Talks and disputes about the quality of modern architecture education have been going on for a couple of years already.
A large section of the profession thinks that educators are failing at our sole task: to train students for practice. Patrik Schumacher, Zaha Hadid Architects principal and a guest professor at the Graduate School of Design at Harvard as well as the head of the Architectural Association’s Design Research Laboratory, criticized the existing approach to architecture schooling in his Facebook post entitled “13 theses on the crisis of architectural academia”.
In his post he accused architecture schools of being disconnected from the real world not teaching students the skills needed by architectural practice and claim that many teachers that do not have sufficient professional work or experience use their positions as vehicles for their own idiosyncratic research projects unrelated to reality.
As a result after five years of study in institutions operating like art schools “without any curriculum” and neglecting social realities and needs expressed in real briefs, students graduate with a portfolio that “might not include a single design that could meet minimal standards expected from a contemporary competition entry”.
Schumacher is certain that the current failure of architectural education is a result of a failure to transform the current educational “model of an unbounded diversity of experimentation” that worked in the 1980s into a “hegemonic, unifying paradigm”, which should be parametric design.
Apart from that, architecture education is expensive and is claimed to be the cause of a mental health crisis amongst over-worked and under-resourced students, according to a 2016 survey of architecture students by The Architects’ Journal (AJ), which reported that 52 per cent of respondents had concerns about their mental health.
Sean Griffiths, a professor of architecture at the University of Westminster and visiting professor of architecture at Yale University, argues in defense of the current system. He reminds the critics that all architectural educators are practitioners too, and that two years of an architect’s education are spent in practice in order to train for practice. Griffiths also claims that his own students express very high degrees of satisfaction with the content of their courses.
The academic believes that the task of architecture education is not to ‘mimic practice and generate workers for the profession in its present mode’ but rather to ‘carry out experimental research, to critique practice and provide the tools, skills and attitudes needed to reinvent it’.
To support his opinion, he points out that a number of studios are addressing urgent issues through imaginative thinking about forms of practice which have the potential to extend the profession’s scope.

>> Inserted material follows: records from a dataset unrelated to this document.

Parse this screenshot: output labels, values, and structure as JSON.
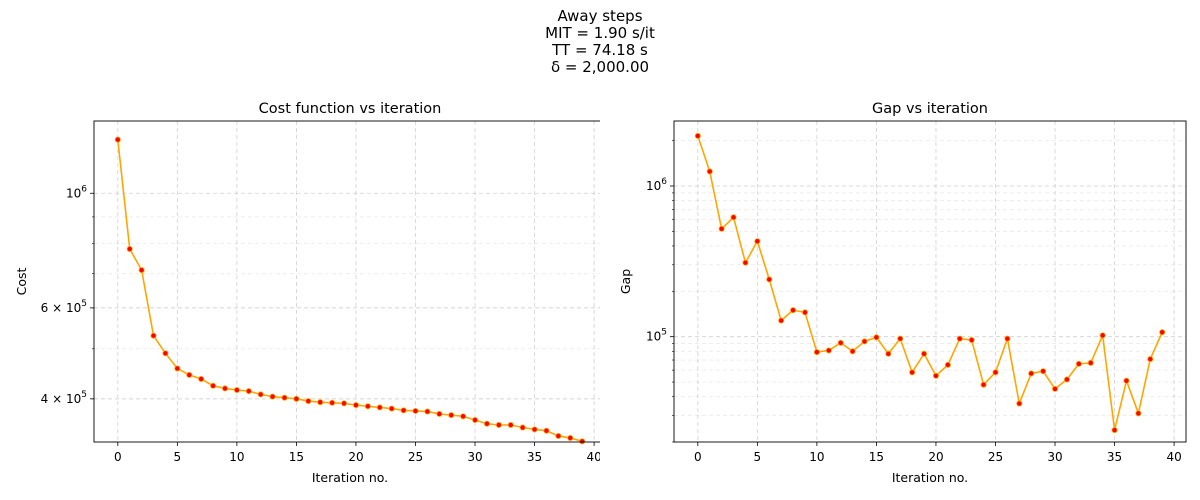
{
  "figure": {
    "suptitle_lines": [
      "Away steps",
      "MIT = 1.90 s/it",
      "TT = 74.18 s",
      "δ = 2,000.00"
    ]
  },
  "chart_data": [
    {
      "type": "line",
      "title": "Cost function vs iteration",
      "xlabel": "Iteration no.",
      "ylabel": "Cost",
      "yscale": "log",
      "xlim": [
        -2,
        41
      ],
      "ylim": [
        330000,
        1380000
      ],
      "xticks": [
        0,
        5,
        10,
        15,
        20,
        25,
        30,
        35,
        40
      ],
      "ytick_labels": [
        {
          "value": 1000000,
          "base": "10",
          "exp": "6"
        },
        {
          "value": 600000,
          "base": "6 × 10",
          "exp": "5"
        },
        {
          "value": 400000,
          "base": "4 × 10",
          "exp": "5"
        }
      ],
      "grid": true,
      "line_color": "#ffa500",
      "marker_color": "#ff0000",
      "x": [
        0,
        1,
        2,
        3,
        4,
        5,
        6,
        7,
        8,
        9,
        10,
        11,
        12,
        13,
        14,
        15,
        16,
        17,
        18,
        19,
        20,
        21,
        22,
        23,
        24,
        25,
        26,
        27,
        28,
        29,
        30,
        31,
        32,
        33,
        34,
        35,
        36,
        37,
        38,
        39
      ],
      "y": [
        1270000,
        780000,
        710000,
        530000,
        490000,
        458000,
        445000,
        437000,
        424000,
        419000,
        416000,
        414000,
        408000,
        404000,
        402000,
        400000,
        396000,
        394000,
        393000,
        392000,
        389000,
        387000,
        385000,
        383000,
        380000,
        379000,
        378000,
        374000,
        372000,
        370000,
        364000,
        358000,
        356000,
        356000,
        352000,
        349000,
        347000,
        339000,
        336000,
        331000
      ]
    },
    {
      "type": "line",
      "title": "Gap vs iteration",
      "xlabel": "Iteration no.",
      "ylabel": "Gap",
      "yscale": "log",
      "xlim": [
        -2,
        41
      ],
      "ylim": [
        20000,
        2700000
      ],
      "xticks": [
        0,
        5,
        10,
        15,
        20,
        25,
        30,
        35,
        40
      ],
      "ytick_labels": [
        {
          "value": 1000000,
          "base": "10",
          "exp": "6"
        },
        {
          "value": 100000,
          "base": "10",
          "exp": "5"
        }
      ],
      "grid": true,
      "line_color": "#ffa500",
      "marker_color": "#ff0000",
      "x": [
        0,
        1,
        2,
        3,
        4,
        5,
        6,
        7,
        8,
        9,
        10,
        11,
        12,
        13,
        14,
        15,
        16,
        17,
        18,
        19,
        20,
        21,
        22,
        23,
        24,
        25,
        26,
        27,
        28,
        29,
        30,
        31,
        32,
        33,
        34,
        35,
        36,
        37,
        38,
        39
      ],
      "y": [
        2150000,
        1250000,
        520000,
        620000,
        310000,
        430000,
        240000,
        128000,
        150000,
        145000,
        79000,
        81000,
        91000,
        80000,
        93000,
        99000,
        77000,
        97000,
        58000,
        77000,
        55000,
        65000,
        97000,
        95000,
        48000,
        58000,
        97000,
        36000,
        57000,
        59000,
        45000,
        52000,
        66000,
        67000,
        102000,
        24000,
        51000,
        31000,
        71000,
        107000
      ]
    }
  ]
}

Among them, studios exploring feminist practices, queer theory and disability – e.g Jos Boys’ DisOrdinary Architecture Project, a network of artists, architects and educators, treat disability not as a ‘technical’ problem but as the starting point to think creatively about the built environment as whole.
Phineas Harper, the deputy director of the Architecture Foundation, reveals that their foundation launched a searchable database of design and research projects at all architecture schools as an ambitious crowd-sourced attempt to highlight and connect studios across institutional barriers. In Harper’s opinion, the number and quality of submitted unit briefs show that architectural education is quite dynamic and buccaneering.
It should be noted that nowadays there are alternative educational options that allow students to earn and learn simultaneously, among them the one promoted by the London School of Architecture and Sheffield’s collaborative practice model as well as architecture apprenticeships, an initiative from the Royal Institute of British Architects (RIBA) and 20 British studios offering a new route to qualifying as an architect in the UK.
The new route to qualification will combine practical experience in the workplace with academic training that will be provided by universities. According to RIBA president Ben Derbyshire, the initiative will provide more accessible routes to qualification and employment opportunities for students with any background, as those on the architecture apprenticeships will not need to pay university tuition fees and will be paid a salary.
The move is likely to be welcomed by architects and architectural educators, many of whom have previously called for alternative routes into architecture, to encourage more applications from students with under-privileged backgrounds. Among them is Robert Mull, head of architecture and design at the University of Brighton, and Will Hunter, founder of the London School of Architecture.